Importantly, patients with dementia often have difficulties making sense of the information that the eye are receiving, resulting in problems with reading, recognizing familiar objects and people, locating and identifying objects by sight, distinguishing objects from the background, and moving confidently in one’s environment. Diminished quality of life and loss of independence can be a result of these vision deficits.

Sleep disturbances are common in patients with dementia. Light therapy has a positive impact in regulating sleep cycles and also in decreasing the risk of falls. A novel lighting system is currently being studied and could be used to improve postural control and stability in the patient with dementia.

Some vision tips for family members, caretakers, and health care providers to assist patients with dementia:

  • Arrange for regular eye checks with an optometrist to ensure that any eye health issues are addressed and that any necessary glasses are up-to-date.
  • Ensure that the patient’s environment has adequate, even lighting. Eliminate shadows as much as possible.
  • Minimize busy patterns, especially on walls and flooring, and use high contrast objects (such as white plates on a black table). Anticipate situations which could cause difficulties with visual perception.
  • Highlight important objects (such as handrails), making them as conspicuous as possible.
  • Slow down your movements around the patient.

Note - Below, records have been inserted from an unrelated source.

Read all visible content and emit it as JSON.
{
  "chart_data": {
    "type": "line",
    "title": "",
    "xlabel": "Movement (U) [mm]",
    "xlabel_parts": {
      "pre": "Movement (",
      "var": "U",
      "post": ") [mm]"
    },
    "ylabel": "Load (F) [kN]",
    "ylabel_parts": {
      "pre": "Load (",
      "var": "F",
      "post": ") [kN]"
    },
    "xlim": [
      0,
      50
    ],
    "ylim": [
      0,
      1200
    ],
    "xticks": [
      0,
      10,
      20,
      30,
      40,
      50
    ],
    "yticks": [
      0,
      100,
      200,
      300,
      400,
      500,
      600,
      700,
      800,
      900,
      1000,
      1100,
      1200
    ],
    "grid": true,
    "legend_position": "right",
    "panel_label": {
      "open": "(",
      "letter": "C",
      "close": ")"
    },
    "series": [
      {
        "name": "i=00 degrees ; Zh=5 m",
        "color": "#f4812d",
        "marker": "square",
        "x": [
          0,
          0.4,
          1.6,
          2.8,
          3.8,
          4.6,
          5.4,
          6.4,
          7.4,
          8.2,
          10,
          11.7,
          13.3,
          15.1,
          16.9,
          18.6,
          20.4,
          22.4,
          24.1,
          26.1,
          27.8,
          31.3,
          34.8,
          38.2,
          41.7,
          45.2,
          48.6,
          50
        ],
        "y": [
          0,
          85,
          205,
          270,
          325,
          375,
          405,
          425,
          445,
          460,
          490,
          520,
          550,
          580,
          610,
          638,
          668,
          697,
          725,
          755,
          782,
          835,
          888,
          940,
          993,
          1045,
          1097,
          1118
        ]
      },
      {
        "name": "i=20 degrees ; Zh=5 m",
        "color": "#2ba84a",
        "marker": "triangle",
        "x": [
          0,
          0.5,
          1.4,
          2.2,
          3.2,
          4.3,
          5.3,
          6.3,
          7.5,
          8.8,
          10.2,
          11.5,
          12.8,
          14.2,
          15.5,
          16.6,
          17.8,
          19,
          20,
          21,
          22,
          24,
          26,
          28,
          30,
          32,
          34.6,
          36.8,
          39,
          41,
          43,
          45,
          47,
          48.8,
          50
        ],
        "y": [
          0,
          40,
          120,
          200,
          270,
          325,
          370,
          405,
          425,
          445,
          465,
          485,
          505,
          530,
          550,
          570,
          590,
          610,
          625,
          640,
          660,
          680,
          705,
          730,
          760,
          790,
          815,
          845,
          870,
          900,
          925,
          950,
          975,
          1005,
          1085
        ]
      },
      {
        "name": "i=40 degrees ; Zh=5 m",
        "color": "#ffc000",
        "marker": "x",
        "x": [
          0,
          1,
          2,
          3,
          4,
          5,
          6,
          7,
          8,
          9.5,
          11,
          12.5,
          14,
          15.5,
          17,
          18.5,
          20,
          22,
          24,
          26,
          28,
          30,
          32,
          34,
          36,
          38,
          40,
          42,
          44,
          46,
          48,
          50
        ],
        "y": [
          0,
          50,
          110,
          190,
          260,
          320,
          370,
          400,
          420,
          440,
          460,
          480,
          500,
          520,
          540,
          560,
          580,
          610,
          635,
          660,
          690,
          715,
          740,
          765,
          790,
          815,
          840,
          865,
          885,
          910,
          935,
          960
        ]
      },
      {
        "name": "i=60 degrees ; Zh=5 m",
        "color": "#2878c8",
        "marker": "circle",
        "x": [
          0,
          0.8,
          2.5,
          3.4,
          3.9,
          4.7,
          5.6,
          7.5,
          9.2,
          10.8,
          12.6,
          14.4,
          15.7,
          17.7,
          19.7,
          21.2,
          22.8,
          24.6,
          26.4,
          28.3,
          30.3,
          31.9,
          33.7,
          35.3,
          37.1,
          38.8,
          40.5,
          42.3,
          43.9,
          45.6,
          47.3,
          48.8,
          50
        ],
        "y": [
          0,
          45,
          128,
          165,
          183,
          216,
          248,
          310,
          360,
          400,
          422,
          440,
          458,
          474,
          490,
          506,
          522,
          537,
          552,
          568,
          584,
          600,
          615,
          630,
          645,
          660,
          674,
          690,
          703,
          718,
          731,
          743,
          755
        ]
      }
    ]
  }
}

The optometrist can play a significant role in optimizing visual function and improving the quality of life of the patient with dementia. The Ontario Association of Optometrists recommends annual comprehensive eye exams for all seniors age 65 and over because of the higher risk of eye conditions that may affect one’s sight. Yearly comprehensive eye exams and any required follow-ups are covered by Ontario Health Insurance Plan (OHIP).